Turbine reckons the tried and tested $X-a-month pricing model still has its place.
"It's probably not right to say the subscription MMO is dying," said spokesman Adam Mersky in an interview with Eurogamer. "It's probably more right to say the idea of forcing a player to only have one option for having to consume your content -- that's probably dying."
Turbine's most notable games, Dungeons and Dragons Online and Lord of the Rings Online, have both fared better as microtransaction-driven "free" games than they did as traditional, subscription-based titles.
"If we were going to release another MMO, we would not come out and - from my perception - launch it as a subscription game," Mersky continued. "The right choice would be to make it a player-choice of subscription or free-to-play."
Mersky went on to claim that Turbine pioneered the switch from a subscription to F2P model.
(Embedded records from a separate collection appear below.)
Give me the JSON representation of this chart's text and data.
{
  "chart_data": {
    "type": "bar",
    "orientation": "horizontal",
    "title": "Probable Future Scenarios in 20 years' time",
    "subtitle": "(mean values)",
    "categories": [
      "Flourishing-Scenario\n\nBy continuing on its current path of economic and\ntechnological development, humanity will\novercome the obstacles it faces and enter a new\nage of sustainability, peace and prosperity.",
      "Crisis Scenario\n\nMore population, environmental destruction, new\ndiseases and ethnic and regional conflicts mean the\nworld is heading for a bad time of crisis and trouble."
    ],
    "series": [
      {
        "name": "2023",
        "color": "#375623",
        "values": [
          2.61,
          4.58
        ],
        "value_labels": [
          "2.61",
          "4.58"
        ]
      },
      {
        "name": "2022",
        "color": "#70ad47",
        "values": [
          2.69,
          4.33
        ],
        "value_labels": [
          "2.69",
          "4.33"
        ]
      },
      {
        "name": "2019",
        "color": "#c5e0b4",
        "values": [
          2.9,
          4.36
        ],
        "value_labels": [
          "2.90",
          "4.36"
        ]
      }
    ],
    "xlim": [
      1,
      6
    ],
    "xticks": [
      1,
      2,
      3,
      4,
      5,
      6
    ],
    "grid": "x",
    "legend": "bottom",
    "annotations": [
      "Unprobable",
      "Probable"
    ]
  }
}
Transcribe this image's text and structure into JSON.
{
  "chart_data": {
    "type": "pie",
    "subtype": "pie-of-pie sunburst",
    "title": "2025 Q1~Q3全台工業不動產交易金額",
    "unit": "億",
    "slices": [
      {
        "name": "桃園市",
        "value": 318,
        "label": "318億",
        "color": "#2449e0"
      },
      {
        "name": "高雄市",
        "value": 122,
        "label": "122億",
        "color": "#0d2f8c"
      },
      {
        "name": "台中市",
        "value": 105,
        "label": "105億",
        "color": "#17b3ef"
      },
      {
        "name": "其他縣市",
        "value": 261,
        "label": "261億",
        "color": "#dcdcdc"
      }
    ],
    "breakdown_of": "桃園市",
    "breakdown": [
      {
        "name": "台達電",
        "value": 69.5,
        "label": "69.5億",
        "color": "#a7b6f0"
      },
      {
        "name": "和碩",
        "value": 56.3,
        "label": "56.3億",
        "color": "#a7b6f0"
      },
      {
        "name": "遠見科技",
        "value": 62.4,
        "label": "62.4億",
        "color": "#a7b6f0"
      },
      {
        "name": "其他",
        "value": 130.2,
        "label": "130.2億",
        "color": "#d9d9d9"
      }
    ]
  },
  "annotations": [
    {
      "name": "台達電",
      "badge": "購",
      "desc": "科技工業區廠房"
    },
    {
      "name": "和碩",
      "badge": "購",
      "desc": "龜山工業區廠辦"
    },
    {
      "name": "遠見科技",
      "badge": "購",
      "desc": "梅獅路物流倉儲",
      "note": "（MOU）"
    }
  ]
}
It's worth noting, however, that Anarchy Online featured a F2P option five years before Turbine introduced the option in Dungeons and Dragons Online.
Rightly or wrongly, I suspect a lot of people are watching The Old Republic's peformance very carefully. If the combined might of Bioware's (slightly tarnished) reputation and the Star Wars license can't maintain a subscriber base at the traditional $15 price-point, I suspect we'll be seeing a lot more high-profile MMOs launching as F2P titles.